Si l’application a été présentée comme une mesure de santé publique, ses intentions plus insidieuses apparaissent clairement dans ses conditions de service, qui obligent les utilisateurs à donner accès aux données stockées sur leur téléphone, telles que les appels et les photos. Cela devient plus problématique lorsqu’on comprend l’importance de ces services pour de nombreux Palestiniens.
Sans les permis appropriés, il peut être difficile de trouver du travail dans les petites zones géographiques auxquelles sont confinés de nombreux Palestiniens. La réponse d’Israël à la pandémie a donc obligé les Palestiniens à choisir entre l’accès à un moyen de subsistance professionnel et le maintien de leur droit à la vie privée.
Caméras en circuit fermé
Dans le même temps, la vidéosurveillance et les logiciels de reconnaissance faciale sont une réalité quotidienne pour les Palestiniens. En 2000, plusieurs centaines de caméras de télévision en circuit fermé (CCTV) ont été installées dans la vieille ville de Jérusalem. En 2015, ce système a été considérablement étendu, et aujourd’hui, la technologie de reconnaissance faciale est devenue si répandue que de nombreux Palestiniens ne se sentent plus en sécurité chez eux.
Certaines vidéosurveillance sont positionnées de telle sorte qu’elles peuvent voir dans les maisons privées, ce qui conduit certaines femmes à se résoudre à dormir avec leur hijab, tandis que d’autres familles hésitent à laisser leurs enfants jouer dehors, car les caméras ont dépouillé tout sentiment d’intimité.
Alors que le système de surveillance israélien repose clairement sur un manque de considération pour les droits fondamentaux des Palestiniens, y compris leur droit à la vie privée, la réponse des gouvernements mondiaux a été lente et inefficace pour résoudre ce problème. Le travail des organisations de la société civile et des défenseurs des droits numériques est donc un outil essentiel pour accroître la pression publique sur les sociétés de surveillance.
En réponse à la pression croissante, les États-Unis ont récemment inscrit NSO Group et Candiru sur une liste noire, affirmant qu’ils "ont développé et fourni des logiciels espions à des gouvernements étrangers qui ont utilisé ces outils pour cibler de manière malveillante des responsables gouvernementaux, des journalistes, des hommes d’affaires, des militants, des universitaires et des employés d’ambassades". Et l’année dernière, au milieu d’un examen public intense, Microsoft a annoncé qu’elle allait vendre sa participation dans la société israélienne de reconnaissance faciale AnyVision.
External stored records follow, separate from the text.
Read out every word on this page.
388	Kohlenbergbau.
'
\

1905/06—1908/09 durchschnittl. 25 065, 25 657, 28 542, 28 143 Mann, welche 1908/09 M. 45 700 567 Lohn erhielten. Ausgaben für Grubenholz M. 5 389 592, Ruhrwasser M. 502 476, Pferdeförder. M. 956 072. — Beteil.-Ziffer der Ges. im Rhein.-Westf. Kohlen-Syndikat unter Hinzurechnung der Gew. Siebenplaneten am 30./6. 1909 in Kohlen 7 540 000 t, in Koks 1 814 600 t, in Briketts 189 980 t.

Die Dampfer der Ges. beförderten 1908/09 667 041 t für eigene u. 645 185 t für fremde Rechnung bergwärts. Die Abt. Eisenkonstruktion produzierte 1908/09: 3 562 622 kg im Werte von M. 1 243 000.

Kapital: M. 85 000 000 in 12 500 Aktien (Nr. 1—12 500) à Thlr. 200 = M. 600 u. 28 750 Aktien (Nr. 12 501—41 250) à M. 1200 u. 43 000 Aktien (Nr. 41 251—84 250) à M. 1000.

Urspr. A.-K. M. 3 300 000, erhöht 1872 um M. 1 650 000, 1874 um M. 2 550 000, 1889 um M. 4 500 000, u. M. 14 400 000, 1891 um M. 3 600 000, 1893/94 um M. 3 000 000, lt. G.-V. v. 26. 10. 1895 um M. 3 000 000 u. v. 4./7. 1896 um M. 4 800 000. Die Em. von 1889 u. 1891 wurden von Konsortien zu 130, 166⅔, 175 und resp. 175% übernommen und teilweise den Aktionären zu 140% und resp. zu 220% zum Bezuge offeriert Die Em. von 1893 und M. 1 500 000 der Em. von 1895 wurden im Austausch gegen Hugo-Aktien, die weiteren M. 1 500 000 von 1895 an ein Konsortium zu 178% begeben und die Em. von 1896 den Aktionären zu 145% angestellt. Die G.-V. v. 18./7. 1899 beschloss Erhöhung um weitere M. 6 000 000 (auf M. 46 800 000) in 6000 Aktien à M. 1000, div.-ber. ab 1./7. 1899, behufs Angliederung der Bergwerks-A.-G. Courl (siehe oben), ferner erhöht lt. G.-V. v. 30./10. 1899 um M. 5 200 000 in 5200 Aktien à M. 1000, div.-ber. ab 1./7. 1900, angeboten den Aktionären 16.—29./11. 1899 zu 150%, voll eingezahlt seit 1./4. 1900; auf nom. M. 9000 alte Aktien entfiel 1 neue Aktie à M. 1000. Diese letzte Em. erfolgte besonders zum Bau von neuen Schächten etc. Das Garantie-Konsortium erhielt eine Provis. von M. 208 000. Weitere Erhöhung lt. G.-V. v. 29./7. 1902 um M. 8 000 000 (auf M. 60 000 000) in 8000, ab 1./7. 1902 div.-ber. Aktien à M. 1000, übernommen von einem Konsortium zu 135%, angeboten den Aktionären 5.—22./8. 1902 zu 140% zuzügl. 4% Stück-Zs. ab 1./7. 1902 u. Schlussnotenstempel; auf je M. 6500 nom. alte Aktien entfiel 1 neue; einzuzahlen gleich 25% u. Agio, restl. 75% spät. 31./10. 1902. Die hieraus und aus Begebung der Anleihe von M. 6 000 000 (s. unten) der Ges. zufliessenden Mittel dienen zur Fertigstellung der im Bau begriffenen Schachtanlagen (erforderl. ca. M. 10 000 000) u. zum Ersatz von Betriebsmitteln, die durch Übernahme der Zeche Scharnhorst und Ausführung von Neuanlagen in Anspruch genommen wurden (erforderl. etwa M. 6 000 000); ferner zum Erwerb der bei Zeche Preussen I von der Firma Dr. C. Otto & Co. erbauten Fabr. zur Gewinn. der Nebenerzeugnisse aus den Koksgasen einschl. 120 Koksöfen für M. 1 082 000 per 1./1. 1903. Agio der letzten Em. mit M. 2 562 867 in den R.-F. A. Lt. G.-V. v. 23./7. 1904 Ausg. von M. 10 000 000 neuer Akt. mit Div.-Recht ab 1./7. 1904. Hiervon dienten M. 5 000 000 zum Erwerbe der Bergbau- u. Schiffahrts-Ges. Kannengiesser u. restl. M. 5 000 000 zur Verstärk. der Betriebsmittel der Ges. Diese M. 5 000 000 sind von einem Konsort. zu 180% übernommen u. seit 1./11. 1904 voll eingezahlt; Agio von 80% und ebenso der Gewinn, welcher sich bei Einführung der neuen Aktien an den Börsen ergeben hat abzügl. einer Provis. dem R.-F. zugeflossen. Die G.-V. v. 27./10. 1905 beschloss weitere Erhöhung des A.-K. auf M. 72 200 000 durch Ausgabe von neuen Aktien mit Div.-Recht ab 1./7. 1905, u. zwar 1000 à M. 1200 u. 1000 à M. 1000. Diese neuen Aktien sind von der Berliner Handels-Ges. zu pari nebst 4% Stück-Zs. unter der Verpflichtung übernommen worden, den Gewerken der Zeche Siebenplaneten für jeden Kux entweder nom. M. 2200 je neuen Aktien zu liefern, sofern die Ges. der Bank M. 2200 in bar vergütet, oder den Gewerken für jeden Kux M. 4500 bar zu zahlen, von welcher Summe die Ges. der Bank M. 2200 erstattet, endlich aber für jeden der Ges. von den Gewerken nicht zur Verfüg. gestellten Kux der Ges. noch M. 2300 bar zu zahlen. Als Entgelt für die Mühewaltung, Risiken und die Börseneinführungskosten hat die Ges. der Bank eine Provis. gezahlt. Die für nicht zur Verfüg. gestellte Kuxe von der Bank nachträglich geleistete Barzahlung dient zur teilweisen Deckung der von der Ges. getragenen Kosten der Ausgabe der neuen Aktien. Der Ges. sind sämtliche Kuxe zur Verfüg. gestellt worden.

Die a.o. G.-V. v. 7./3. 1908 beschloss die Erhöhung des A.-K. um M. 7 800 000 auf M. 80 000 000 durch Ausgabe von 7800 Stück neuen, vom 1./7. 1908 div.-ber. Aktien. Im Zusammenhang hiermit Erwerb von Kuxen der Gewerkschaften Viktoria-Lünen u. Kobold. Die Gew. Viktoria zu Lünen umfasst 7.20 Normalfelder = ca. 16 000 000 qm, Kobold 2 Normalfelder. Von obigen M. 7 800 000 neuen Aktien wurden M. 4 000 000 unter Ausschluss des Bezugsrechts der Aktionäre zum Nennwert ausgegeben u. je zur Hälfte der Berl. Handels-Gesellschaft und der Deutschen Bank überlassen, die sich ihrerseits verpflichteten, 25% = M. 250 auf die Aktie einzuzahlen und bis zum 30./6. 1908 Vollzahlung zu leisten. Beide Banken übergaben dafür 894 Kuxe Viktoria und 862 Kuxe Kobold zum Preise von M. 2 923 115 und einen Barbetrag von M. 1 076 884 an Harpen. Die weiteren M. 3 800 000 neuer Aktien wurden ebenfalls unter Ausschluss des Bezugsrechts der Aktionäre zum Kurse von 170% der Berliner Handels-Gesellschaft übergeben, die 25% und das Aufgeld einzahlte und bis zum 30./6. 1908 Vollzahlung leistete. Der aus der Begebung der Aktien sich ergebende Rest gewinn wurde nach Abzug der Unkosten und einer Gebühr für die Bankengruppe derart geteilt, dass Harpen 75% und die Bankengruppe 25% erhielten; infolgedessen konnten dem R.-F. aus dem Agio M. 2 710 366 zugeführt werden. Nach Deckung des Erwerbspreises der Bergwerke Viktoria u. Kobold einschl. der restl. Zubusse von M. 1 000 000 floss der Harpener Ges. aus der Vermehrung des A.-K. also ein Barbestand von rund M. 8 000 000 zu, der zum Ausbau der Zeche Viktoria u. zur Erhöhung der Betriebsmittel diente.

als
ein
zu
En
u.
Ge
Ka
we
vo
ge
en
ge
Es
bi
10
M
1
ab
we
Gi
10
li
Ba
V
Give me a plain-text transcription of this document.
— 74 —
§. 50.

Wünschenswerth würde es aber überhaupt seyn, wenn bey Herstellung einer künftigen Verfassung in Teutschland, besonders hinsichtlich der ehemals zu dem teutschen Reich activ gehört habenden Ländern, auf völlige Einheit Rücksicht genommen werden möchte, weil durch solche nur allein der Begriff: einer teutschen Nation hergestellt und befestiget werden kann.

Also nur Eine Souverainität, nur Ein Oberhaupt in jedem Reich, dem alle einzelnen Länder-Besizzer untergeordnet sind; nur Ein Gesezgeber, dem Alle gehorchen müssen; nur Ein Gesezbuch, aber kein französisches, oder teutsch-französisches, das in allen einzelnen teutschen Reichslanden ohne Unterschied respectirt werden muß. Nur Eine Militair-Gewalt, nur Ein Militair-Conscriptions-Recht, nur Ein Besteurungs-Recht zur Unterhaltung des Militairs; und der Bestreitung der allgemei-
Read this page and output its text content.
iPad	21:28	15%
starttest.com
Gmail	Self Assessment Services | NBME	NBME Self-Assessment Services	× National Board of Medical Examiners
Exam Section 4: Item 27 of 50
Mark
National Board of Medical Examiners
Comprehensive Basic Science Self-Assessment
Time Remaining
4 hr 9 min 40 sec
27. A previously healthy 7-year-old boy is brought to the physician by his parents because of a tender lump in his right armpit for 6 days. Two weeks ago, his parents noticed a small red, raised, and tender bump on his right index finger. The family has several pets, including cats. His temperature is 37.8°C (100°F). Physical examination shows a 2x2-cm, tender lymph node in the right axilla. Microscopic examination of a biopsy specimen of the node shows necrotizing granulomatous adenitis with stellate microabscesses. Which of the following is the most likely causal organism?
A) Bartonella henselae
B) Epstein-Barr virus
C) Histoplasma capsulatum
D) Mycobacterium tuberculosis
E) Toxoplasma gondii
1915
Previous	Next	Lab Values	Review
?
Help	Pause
Cependant, cela ne va pas assez loin pour s’attaquer au problème systémique des systèmes de surveillance israéliens bien établis et de l’expérimentation de ces technologies sur les Palestiniens. Les gouvernements du monde entier doivent faire pression pour une réglementation et une transparence accrues dans la manière dont les technologies de surveillance sont développées et déployées, et sanctionner les entreprises qui dépendent de l’exploitation de communautés marginalisées pour tester leurs produits.